7 Reasons to Be Thankful for a Breakup

7 Reasons to Be Thankful For Breakups

So, recently, like really recently, I experienced heartbreak and I’m still experiencing it. I don’t know if it’s from all of the broken hearts that I’ve endured in the past, but I can appreciate heartbreak. Even now as I feel completely ripped apart, I can still appreciate it. Breakups—romantic or friend—have almost always been my wake-up calls. So, this week I’m going to share # reasons to be thankful for breakups (besides you getting out of a bad situation).

They teach invaluable lessons.

Above everything else, I have always been a lover. So, it usually takes a breakup to give me a good kick in the butt to change my ways. Recently, I learned some valuable lessons in attention, effort, and money management.

They rearrange priorities.

Sometimes (a lot of times) I can’t tell the difference between my wants and my needs. Food becomes a want and staying in bed becomes a need. God (in my case) becomes a want and pleasure becomes a need. Everything gets flipped around. But a breakup just kind of slaps me across the face and yells “What were you thinking?!”

They force independence.

That person that I relied on so much is no longer there for me to completely smother with my love and depression. I have to remember how to take care of myself, how to have fun alone, how to reach out to my other loved ones.

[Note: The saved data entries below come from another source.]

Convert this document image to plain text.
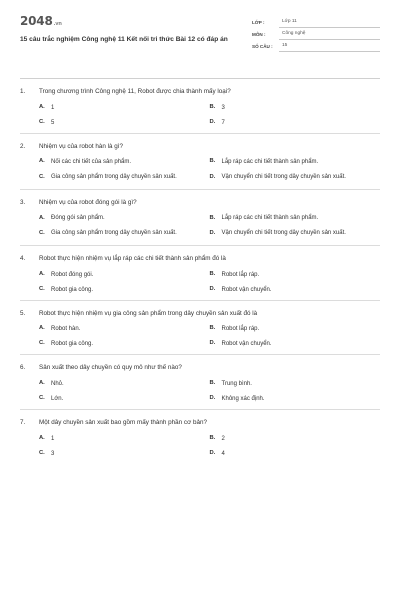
2048.vn
15 câu trắc nghiệm Công nghệ 11 Kết nối tri thức Bài 12 có đáp án
LỚP :	Lớp 11
MÔN :	Công nghệ
SỐ CÂU :	15
1.	Trong chương trình Công nghệ 11, Robot được chia thành mấy loại?
A.	1	B.	3
C.	5	D.	7
2.	Nhiệm vụ của robot hàn là gì?
A.	Nối các chi tiết của sản phẩm.	B.	Lắp ráp các chi tiết thành sản phẩm.
C.	Gia công sản phẩm trong dây chuyền sản xuất.	D.	Vận chuyển chi tiết trong dây chuyền sản xuất.
3.	Nhiệm vụ của robot đóng gói là gì?
A.	Đóng gói sản phẩm.	B.	Lắp ráp các chi tiết thành sản phẩm.
C.	Gia công sản phẩm trong dây chuyền sản xuất.	D.	Vận chuyển chi tiết trong dây chuyền sản xuất.
4.	Robot thực hiện nhiệm vụ lắp ráp các chi tiết thành sản phẩm đó là
A.	Robot đóng gói.	B.	Robot lắp ráp.
C.	Robot gia công.	D.	Robot vận chuyển.
5.	Robot thực hiện nhiệm vụ gia công sản phẩm trong dây chuyền sản xuất đó là
A.	Robot hàn.	B.	Robot lắp ráp.
C.	Robot gia công.	D.	Robot vận chuyển.
6.	Sản xuất theo dây chuyền có quy mô như thế nào?
A.	Nhỏ.	B.	Trung bình.
C.	Lớn.	D.	Không xác định.
7.	Một dây chuyền sản xuất bao gồm mấy thành phần cơ bản?
A.	1	B.	2
C.	3	D.	4
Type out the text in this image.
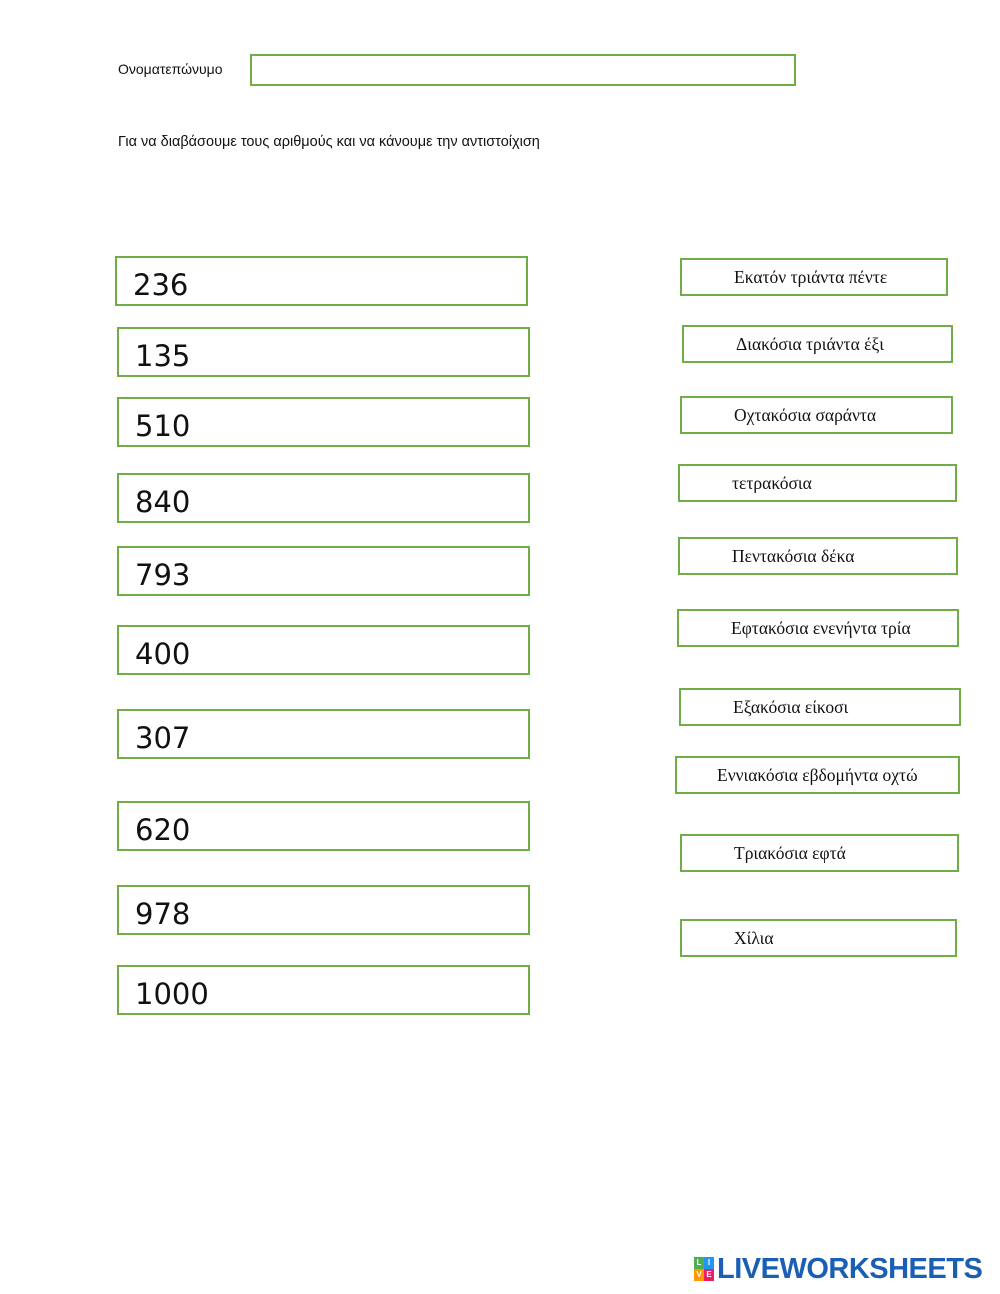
Ονοματεπώνυμο
Για να διαβάσουμε τους αριθμούς και να κάνουμε την αντιστοίχιση
236
135
510
840
793
400
307
620
978
1000
Εκατόν τριάντα πέντε
Διακόσια τριάντα έξι
Οχτακόσια σαράντα
τετρακόσια
Πεντακόσια δέκα
Εφτακόσια ενενήντα τρία
Εξακόσια είκοσι
Εννιακόσια εβδομήντα οχτώ
Τριακόσια εφτά
Χίλια
L I
V E LIVEWORKSHEETS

Love shows up in unexpected places.

When I’m hurting, I have to tell someone. But when I’m brokenhearted, I’m an absolute slobbering mess. I end up telling everyone. Or if I can’t say it, it’s very clearly on my face. People that I pushed away or that I thought had forgotten about pop up to offer their help. More often than not, I don’t take their help because that would hurt more, but the fact that they offer helps.

Dreams get dusted off.

I lose myself in any sort of deep relationship. I put my dreams on the shelf and I tell myself I’ll get to them one day, that the relationship is worth more of my attention. This breakup, in particular, has made me really think about what my dreams are. I’m more determined to write a novel now. I’ve always told myself that I wanted to, but I could never seem to finish one. But I’m going to do it. And then I’m going to finish another. And I’m going to keep going until I get one published. I don’t need to be the next J.K. Rowling, but I want to say that I’m a novelist.

They strengthen everything.

When a person has to pull themselves off from the lowest moments of their life, they usually end up tearing down their world and building a new one. They bring in the floods and wash away all of the terrible things in their life to make room for all of the amazing new things that they’re bringing in. The whole “you’ll come out stronger” cliche is true, but people usually think of it as the ubiquitous strength of character. However, it’s so much more than that. In my current case, I’m going to have to take the bull by the horns and get my money act together, figure out how to set and remember goals, and learn how to love myself.

They drag out honesty.

For the relationship regarding this breakup, I was honest with the other person, but I wasn’t honest with myself—I’m not sure if that’s better or worse. I have a big honesty policy when it comes to my own relationships, but those policies never applied to my own self-talk. Without any reason I understood, I would tell myself lies. I would lie to myself that I didn’t love myself, but I have no idea why. I would lie to myself that I wasn’t good enough, even though I had all the proof that that wasn’t true. And I believed them. But now that I’m standing in the rubble of that relationship, I am finally being honest with myself. I do love myself. I am good enough. Those truths make me feel like I can breathe again. The other person never gave me any reason not to believe them, he would actually try to get me to believe them, but for whatever reason, it took a breakup for me to finally get there.

So, that’s seven (personal) reasons that I’m thankful for breakups. Breakups are hard and they hurt and they make your emotions do strange things, but good comes out of it. Eventually, the good that you take away from a breakup becomes part of your daily life. Things hurt less. Then one day you realize that it doesn’t hurt anymore.